Bethune << buh THOON >>, Mary McLeod (1875-1955), was an African American educator. She was a forceful, inspiring leader who worked to improve educational opportunities for Black people. She also fought for the rights of African American women. In 1904, she opened a school for Black girls in Daytona Beach, Florida. It became a coeducational college in 1923 and a university in 2007. It is now called Bethune-Cookman University. Bethune served as its president until 1942.
United States Presidents Calvin Coolidge, Herbert Hoover, Franklin D. Roosevelt, and Harry S. Truman appointed Bethune to various government posts. From 1935 to 1944, she was Roosevelt’s special adviser on minority affairs. Bethune also served, from 1936 to 1944, as director of the Division of Negro Affairs of the National Youth Administration (NYA). She was the first Black woman to head a federal agency. She helped persuade the NYA to adopt nondiscrimination policies and to create a fund to aid Black graduate students and Black colleges.

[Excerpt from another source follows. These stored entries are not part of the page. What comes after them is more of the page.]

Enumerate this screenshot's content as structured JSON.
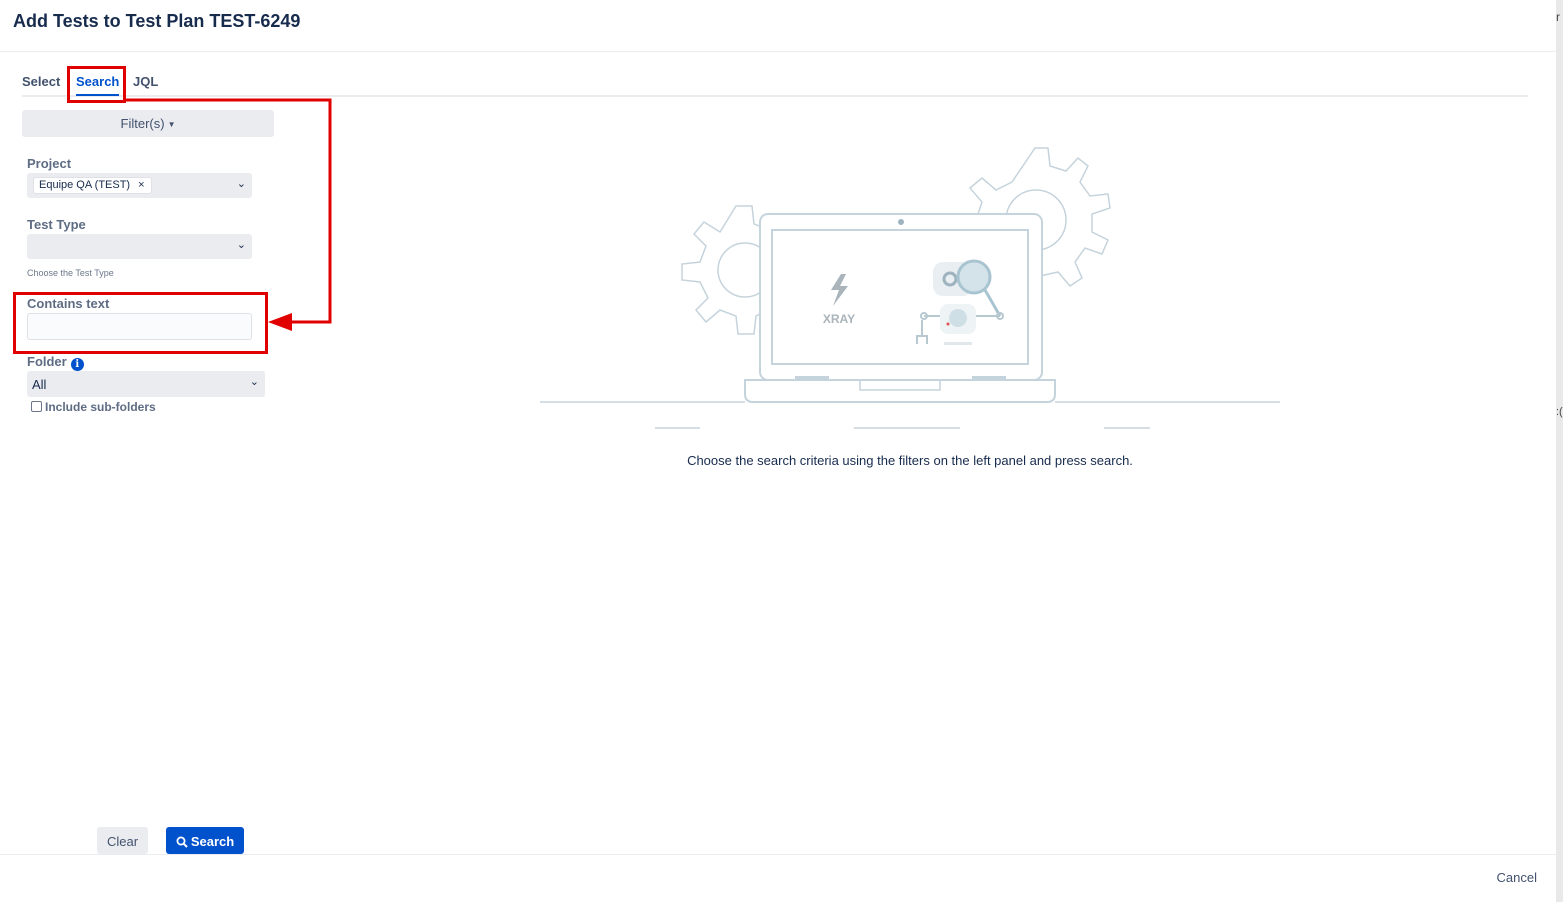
{
  "dialog": {
    "title": "Add Tests to Test Plan TEST-6249"
  },
  "tabs": [
    {
      "label": "Select"
    },
    {
      "label": "Search"
    },
    {
      "label": "JQL"
    }
  ],
  "active_tab": "Search",
  "filters": {
    "button_label": "Filter(s)",
    "project": {
      "label": "Project",
      "selected_chip": "Equipe QA (TEST)",
      "remove_glyph": "×"
    },
    "test_type": {
      "label": "Test Type",
      "value": "",
      "hint": "Choose the Test Type"
    },
    "contains_text": {
      "label": "Contains text",
      "value": ""
    },
    "folder": {
      "label": "Folder",
      "info_glyph": "i",
      "value": "All",
      "include_subfolders_label": "Include sub-folders",
      "include_subfolders_checked": false
    }
  },
  "illustration": {
    "logo_text": "XRAY"
  },
  "empty_state": {
    "message": "Choose the search criteria using the filters on the left panel and press search."
  },
  "actions": {
    "clear_label": "Clear",
    "search_label": "Search"
  },
  "footer": {
    "cancel_label": "Cancel"
  },
  "right_edge": {
    "fragment_top": "r",
    "fragment_mid": ":("
  },
  "colors": {
    "primary": "#0052cc",
    "annotation_red": "#e00000",
    "illustration_stroke": "#c5d4dc"
  }
}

Mary Jane McLeod was born in Mayesville, South Carolina, on July 10, 1875. Her parents were formerly enslaved. She attended a mission school, a seminary, and the Moody Bible Institute. She married Albertus Bethune, a teacher, in 1898. She was president of the National Association of Colored Women (now the National Association of Colored Women’s Clubs) from 1924 to 1928. In 1935, she received the Spingarn Medal. That same year, she founded the National Council of Negro Women (NCNW), an organization to help improve the lives of African American women, their families, and their communities. Mary McLeod Bethune died on May 18, 1955.
In 2022, a statue of Bethune was placed in Statuary Hall in the U.S. Capitol in Washington, D.C., to represent the state of Florida. She became the first Black American to be represented there.